New posts have arrived from two of my favorite bloggers: Hugh Macleud and Aaron Swartz. Their entries are always inspirational (though I still don't understand what Hugh's drawings are about) and today, one of them inspired me with an excellent question and the other answered with an equally brain-teasing reply. It is a rare synchronization moment realized by the RSS reader.
Hugh proposed a painful but practical suggestion: don't research your evil plan. Do it.
So instead of getting on with it, they spend the next few years keeping their Nowheresville day job, whilst spending their evenings surfing the web, scouring the trade magazines, researching everything like crazy, trying to get a thorough, small-time Outsider’s view about what the big-time Insiders are currently up to.
He points out that Larry and Sergey, the world's most famous geek duos, probably knew nothing about how the glamorous advertisement industry worked prior to the launch of Google Adsense, the world's biggest advertisement agency as of now. (This example is too "far off" our world but it does keep our attention)
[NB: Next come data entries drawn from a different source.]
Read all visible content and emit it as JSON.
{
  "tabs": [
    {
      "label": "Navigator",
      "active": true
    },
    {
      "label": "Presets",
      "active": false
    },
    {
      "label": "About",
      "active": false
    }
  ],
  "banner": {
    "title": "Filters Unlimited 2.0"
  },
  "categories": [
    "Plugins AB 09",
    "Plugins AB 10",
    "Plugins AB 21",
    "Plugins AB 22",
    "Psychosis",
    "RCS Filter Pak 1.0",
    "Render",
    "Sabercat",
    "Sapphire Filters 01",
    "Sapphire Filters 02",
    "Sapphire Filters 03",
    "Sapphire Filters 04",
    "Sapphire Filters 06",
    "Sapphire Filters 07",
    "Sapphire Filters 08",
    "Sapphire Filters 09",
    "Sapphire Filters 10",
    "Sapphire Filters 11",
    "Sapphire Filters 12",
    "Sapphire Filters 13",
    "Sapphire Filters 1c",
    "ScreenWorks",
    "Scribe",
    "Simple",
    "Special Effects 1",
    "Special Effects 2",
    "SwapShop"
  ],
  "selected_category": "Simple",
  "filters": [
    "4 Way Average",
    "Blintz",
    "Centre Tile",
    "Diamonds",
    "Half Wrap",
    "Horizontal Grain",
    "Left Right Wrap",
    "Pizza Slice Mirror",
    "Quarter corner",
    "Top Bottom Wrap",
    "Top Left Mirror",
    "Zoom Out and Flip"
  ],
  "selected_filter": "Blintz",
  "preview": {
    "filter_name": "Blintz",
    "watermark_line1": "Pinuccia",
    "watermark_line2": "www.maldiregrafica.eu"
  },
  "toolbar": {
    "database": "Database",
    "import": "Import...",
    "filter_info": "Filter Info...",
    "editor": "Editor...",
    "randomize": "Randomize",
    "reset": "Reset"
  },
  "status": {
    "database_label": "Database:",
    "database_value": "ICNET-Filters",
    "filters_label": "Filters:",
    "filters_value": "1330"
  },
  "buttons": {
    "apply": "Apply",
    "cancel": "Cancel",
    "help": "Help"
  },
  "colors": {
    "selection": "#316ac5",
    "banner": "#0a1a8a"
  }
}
He has a point, a huge point, but is not telling the whole story. Knowing that excessive research is nothing but realization of fear, why most of us stick to it, or even sometimes staunchly defend the value of drawing up meticulous blueprint before stepping out to do real actions?
So here comes Aaron Swartz for resque. This time he writes up about how unreliable our idea of intuition and morality is, and how we are easily affected by the surrounding culture, taking the accepted value as "the truth".
Imagine you were an early settler of what is now the United States. It seems likely you would have killed native Americans. After all, your parents killed them, your siblings killed them, your friends killed them, the leaders of the community killed them, the President killed them. Chances are, you would have killed them too, and you probably wouldn’t have seen anything wrong with this….
…I grew up eating animals. I saw nothing wrong with this. My parents ate them, my siblings ate them, my friends ate them, people on TV ate them, the President ate them. I doubt I stopped to think about the morality of eating animals any more than I stopped to think about the morality of brushing my teeth. If you asked me for my intuition, I would have said eating animals was just fine. It was only when I stopped eating animals that my intuitions began to change.
In other way, we do what we do without much question because everybody else does. We treat non-usual activities including following our own evil plans as anomalies, probably even as necessary evils. Looking back on my experience in Japan, getting off the socially accepted roles were all bundled under the label "adventurous" including starting one's own mom-and-pop store, working part-time to persuade theater projects, and living in a foreign country (cool) but burning the bridge by working in a local company (which I do). Each activity is unique with varying degrees of risk and rewards, but how come they were all tucked into a one-dimensional label?
It was not only because they knew nothing about those seemingly exotic activities, but also because there were only a handful of "normal" lifestyles accepted in Japan, and everything else was treated as "different." The belief that the accepted lifestyle speaks not only the norm but the truth is so strong, even now a majority of Japanese think Japan lost the "lifetime employment system" sometime in the 1990s due to the market crush. The truth is, even in Japan's economic heyday only 40% of all workers worked in companies big enough to provide the "open-ended" employment agreement.
We still tend to be fearful when thinking of *actually* following our dreams rather than thinking it out, even though statistically 100% of parents encourage their kids to live their dreams. But the eternal procrastination might have to do more with our standard lifestyle which is still based on adapting ourselves to our surroundings, than with our seemingly hard-wired fear.
The above thinking process lead me to an uncomfortable conclusion that after all, we won't be aware of our habits until we break ourselves out of them, which means we need to work on our evil plan sooner than later.